The nose knows, or knew
The article made me wonder if it is possible to know the odors of early Spokane? A quick search through the Google News Archive for Spokane turned up hundreds of stories with the keywords "smell," "odor," and "scent." After sorting out the advertisements and articles clipped from other newspapers, we do get some hints:

  • An 1894 article reported that some of the milk sold in Spokane "smelled like a stable" and was "full of dirt." Bad meat was often detected by its foul odor. A typical article was titled "It Didn't Smell Nice" and documented the discovery and destruction of a entire warehouse full of rotting bacon and hams in downtown Spokane.
  • Stories about alcohol often mention smell, usually as a means of detecting when someone had been drinking. In 1895 Spokane Fire Chief Winebrenner was being investigated for drinking on the job with testimony from various citizens who apparently were asked if they had smelled liquor on his breath. No wonder a 1909 advertisement for a patent medicine to cure drunkenness promised that users would "look better, fell better, and smell better" upon taking the cure.
  • Similarly, a teacher in Indian Prairie was fired when his students detected the smell of tobacco about him.

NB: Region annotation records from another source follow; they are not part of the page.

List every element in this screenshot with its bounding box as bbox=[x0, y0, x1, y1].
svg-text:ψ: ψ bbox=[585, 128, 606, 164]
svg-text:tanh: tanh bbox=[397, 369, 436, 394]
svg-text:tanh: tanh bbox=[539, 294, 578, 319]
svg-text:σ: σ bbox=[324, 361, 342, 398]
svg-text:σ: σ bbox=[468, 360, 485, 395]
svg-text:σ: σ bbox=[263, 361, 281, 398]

  • An 1896 Chinese New Year celebration was notable to the American reporter as much for its scents as its sights, including the large quantities of incense and the delicious smells of the exotic food. Yet a few weeks earlier the Chinese quarter or Spokane was described as "Vile Dens of Vice." The article continued: "In every place entered the air was reeking with the foul smell arising from the fumes of opium and the crowded condition of the ill-ventilated rooms."
  • On the other hand, two culinarily-challenged Spokane police officers in 1912 falsely arrested two black residents when the policemen mistook "the smell of garlic cooking with a roast in the oven" for opium smoke. The article dwells on one of the arrested pair, "Phil Chapman, colored dandy." In an apparent effort to justify his suspicions, Officer Edwards "declared that Chapman, a negro barber from Butte, had the finest trunk and array of clothing he had ever seen carried about by a black man." 
  • One also finds a greater use of bad smells as a metaphor than is common today. Judges would "smell out evil" while the Italian government was "in bad odor." The greater use of such language suggest that smell was a more important part of the sensory landscape than it is today.
  • There were good smells as well. A 1916 article "Spring, Lovely, Smelly Spring" enumerated the intoxicating scents: "There is the pleasing smell of wet asphalt and damp earth after a shower or sprinkling. From the river comes air cooled by the spray from the falls. From Hangman Valley the south wind breathes a perfume that no laboratory but nature's could mix..."
Not a cookie jar, despite what the
tag at the antique store might say.

Since newspapers only publish items considered newsworthy, they are a very imperfect source for discovering the smells of early Spokane. Photographs of the early city show a steady stream of horses on most streets, we know that bathing and clothes washing were less common than today, and chamber pots were a common household appliance. These were typical smells, and have to be added to list of atypical smells that produced news stories. Newspapers are only the beginning of exploring the history of smells.